The motion was heard and was thereafter denied by the Court a quo. The Court stated that the
writ of possession could properly issue despite the not inconsiderable period of time that had
elapsed from the date of the registration decree, since the right to the same does not prescribe
pursuant to the rulings in Heirs of Cristobal Marcos v. de Banuvar and Lucero v. Loot, It also
declared that the segregation of the 4-square meter portion from Lot 9821 and its restoration as
integral part of Lot 9822, had no effect whatever on the Albanos' right to the writ of possession,
which was the appropriate process for the enforcement of the judgment in the cadastral case.
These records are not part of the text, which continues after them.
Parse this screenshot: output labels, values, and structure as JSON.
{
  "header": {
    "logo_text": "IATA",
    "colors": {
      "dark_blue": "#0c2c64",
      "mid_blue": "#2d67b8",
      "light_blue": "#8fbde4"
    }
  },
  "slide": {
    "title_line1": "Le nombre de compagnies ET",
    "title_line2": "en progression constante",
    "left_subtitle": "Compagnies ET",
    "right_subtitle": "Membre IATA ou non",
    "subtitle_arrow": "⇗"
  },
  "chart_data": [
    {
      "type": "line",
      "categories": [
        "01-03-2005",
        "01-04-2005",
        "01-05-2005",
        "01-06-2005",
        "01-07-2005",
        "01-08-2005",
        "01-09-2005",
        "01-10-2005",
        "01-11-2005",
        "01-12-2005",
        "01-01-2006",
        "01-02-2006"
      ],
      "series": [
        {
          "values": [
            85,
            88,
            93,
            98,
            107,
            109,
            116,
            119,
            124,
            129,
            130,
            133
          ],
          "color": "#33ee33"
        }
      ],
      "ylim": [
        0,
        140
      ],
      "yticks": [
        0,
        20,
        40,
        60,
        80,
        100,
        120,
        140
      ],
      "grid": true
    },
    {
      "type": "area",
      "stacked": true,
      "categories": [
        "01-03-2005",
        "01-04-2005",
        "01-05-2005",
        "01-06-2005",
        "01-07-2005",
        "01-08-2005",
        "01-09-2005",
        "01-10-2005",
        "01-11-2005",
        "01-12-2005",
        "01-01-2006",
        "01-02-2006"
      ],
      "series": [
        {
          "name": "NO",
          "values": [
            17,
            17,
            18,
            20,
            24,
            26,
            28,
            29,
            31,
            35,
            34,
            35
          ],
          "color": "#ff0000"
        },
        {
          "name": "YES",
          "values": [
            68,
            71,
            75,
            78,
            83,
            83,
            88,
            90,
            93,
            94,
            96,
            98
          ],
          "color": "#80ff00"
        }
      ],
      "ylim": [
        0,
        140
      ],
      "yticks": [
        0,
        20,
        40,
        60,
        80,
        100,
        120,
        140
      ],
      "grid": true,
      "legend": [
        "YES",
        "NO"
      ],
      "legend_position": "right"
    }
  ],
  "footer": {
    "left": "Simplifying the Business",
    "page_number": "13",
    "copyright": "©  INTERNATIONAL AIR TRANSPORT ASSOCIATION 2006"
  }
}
Barroga and Padaca moved for reconsideration. When this proved unavailing, they appealed to the
SC.

Issue: WON the issuance of writ of possession was proper - yes


Held:
Angel Albano, et al. must be declared to be entitled to a writ of possession over Lot No. 9821 in
enforcement of the decree of registration and vindication of the title issued in favor of their
predecessor-in-interest, Delfina Q. Aquino; the writ may correctly be enforced against the
appellants, Barroga and Padaca, as successors-in-interest of Ruperta Pascual, who was a party
in the registration proceedings which resulted in the declaration of Delfina Q. Aquino as the
owner of the land subject thereof; and the appellees are entitled to said writ of possession,
despite the lapse of many, many years, their right thereto being imprescriptible at least as
against the persons who were parties to the cadastral case or their successors-in-interest. The
appellants, it must be said, have succeeded in prolonging the controversy long enough. They
should no longer be allowed to continue doing so.
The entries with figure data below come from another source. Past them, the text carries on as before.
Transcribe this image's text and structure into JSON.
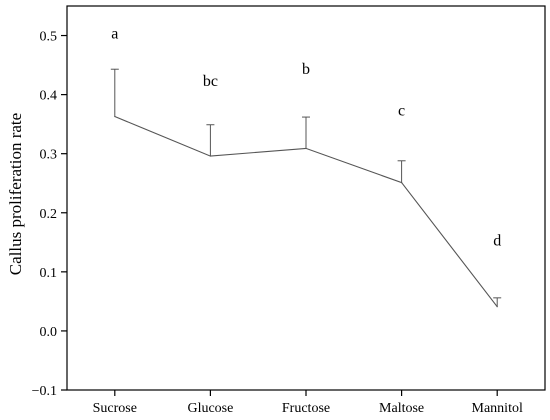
{
  "chart_data": {
    "type": "line",
    "title": "",
    "xlabel": "",
    "ylabel": "Callus proliferation rate",
    "ylim": [
      -0.1,
      0.55
    ],
    "yticks": [
      -0.1,
      0.0,
      0.1,
      0.2,
      0.3,
      0.4,
      0.5
    ],
    "ytick_labels": [
      "−0.1",
      "0.0",
      "0.1",
      "0.2",
      "0.3",
      "0.4",
      "0.5"
    ],
    "categories": [
      "Sucrose",
      "Glucose",
      "Fructose",
      "Maltose",
      "Mannitol"
    ],
    "values": [
      0.363,
      0.296,
      0.309,
      0.251,
      0.041
    ],
    "errors": [
      0.08,
      0.053,
      0.053,
      0.037,
      0.015
    ],
    "significance": [
      "a",
      "bc",
      "b",
      "c",
      "d"
    ],
    "significance_y": [
      0.495,
      0.415,
      0.435,
      0.365,
      0.145
    ],
    "grid": false,
    "legend": "none",
    "line_color": "#555555",
    "axis_color": "#000000"
  }
}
The Court in Manlapas, et al. v. Llorente, etc., et al., ruled that: (1) a party in whose favor a
decree of registration is issued by a cadastral court in accordance with the Torrens Act (Act
496), or his successor-in-interest, has "a perfect right not only to the title of the land, but also
to its possession;" (2) he has the right, too, under Sec. 17 of the same Act, to a writ of
possession as against any "party to the registration proceeding and who is directly and
personally affected and reached by the decree" (or who had been served with process therein
but had not appeared nor answered); and (3) his right to obtain a writ of possession is not
subject to the provisions of the Code of Civil Procedure regarding execution of
judgments, since the decree "is to exist forever." These doctrines have since been reiterated
and reaffirmed.
"The fundamental rule," the Court said some 43 years later, "is that a writ of possession can be
issued not only against the original oppositors in a land registration case and their
representatives and successors-in-interest, but also against any person unlawfully and
adversely occupying said lot at any time before and up to the issuance of the final decree." It
also pointed out that neither laches nor the statute of limitations applies to a decision in a land
registration case, citing Sta. Ana v. Menla, et al.
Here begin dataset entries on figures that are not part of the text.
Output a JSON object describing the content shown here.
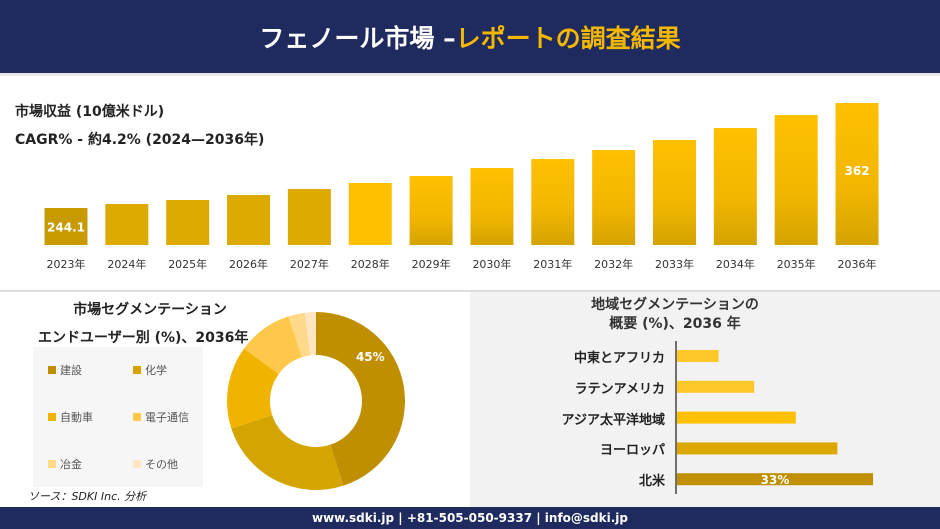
{
  "header": {
    "title_part1": "フェノール市場 –",
    "title_part2": "レポートの調査結果"
  },
  "revenue": {
    "label": "市場収益 (10億米ドル)",
    "cagr": "CAGR% - 約4.2% (2024—2036年)"
  },
  "colors": {
    "navy": "#1f2b5e",
    "accent": "#f5b800"
  },
  "chart_data": [
    {
      "type": "bar",
      "title": "市場収益 (10億米ドル)",
      "categories": [
        "2023年",
        "2024年",
        "2025年",
        "2026年",
        "2027年",
        "2028年",
        "2029年",
        "2030年",
        "2031年",
        "2032年",
        "2033年",
        "2034年",
        "2035年",
        "2036年"
      ],
      "values": [
        244.1,
        248.6,
        253.1,
        258.7,
        265.4,
        272.2,
        280.0,
        289.0,
        299.1,
        309.2,
        320.5,
        333.9,
        348.5,
        362
      ],
      "data_labels": [
        "244.1",
        "",
        "",
        "",
        "",
        "",
        "",
        "",
        "",
        "",
        "",
        "",
        "",
        "362"
      ]
    },
    {
      "type": "pie",
      "title": "市場セグメンテーション",
      "subtitle": "エンドユーザー別 (%)、2036年",
      "categories": [
        "建設",
        "化学",
        "自動車",
        "電子通信",
        "冶金",
        "その他"
      ],
      "values": [
        45,
        25,
        15,
        10,
        3,
        2
      ],
      "colors": [
        "#bf8f00",
        "#d4a500",
        "#f0b400",
        "#ffc84a",
        "#ffd98a",
        "#ffe5c0"
      ],
      "data_labels": [
        "45%",
        "",
        "",
        "",
        "",
        ""
      ],
      "legend": "left"
    },
    {
      "type": "bar",
      "orientation": "horizontal",
      "title": "地域セグメンテーションの",
      "subtitle": "概要 (%)、2036 年",
      "categories": [
        "中東とアフリカ",
        "ラテンアメリカ",
        "アジア太平洋地域",
        "ヨーロッパ",
        "北米"
      ],
      "values": [
        7,
        13,
        20,
        27,
        33
      ],
      "colors": [
        "#ffc82a",
        "#ffc82a",
        "#ffc000",
        "#dca800",
        "#bf8f00"
      ],
      "data_labels": [
        "",
        "",
        "",
        "",
        "33%"
      ]
    }
  ],
  "source": "ソース：SDKI Inc. 分析",
  "footer": "www.sdki.jp | +81-505-050-9337 | info@sdki.jp"
}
The Court restated those same principles in Lucero v. Loot some months later and took
occasion to stress that in Marcelo v. Mencias, the Court had gone "so far as to hold that if the
writ of possession issued in a land registration proceeding implies the delivery of possession of
the land to the successful litigant therein, ... a writ of demolition must, likewise, issue,
especially considering that the latter writ is but a complement of the former which, without
said writ of demolition, would be ineffective."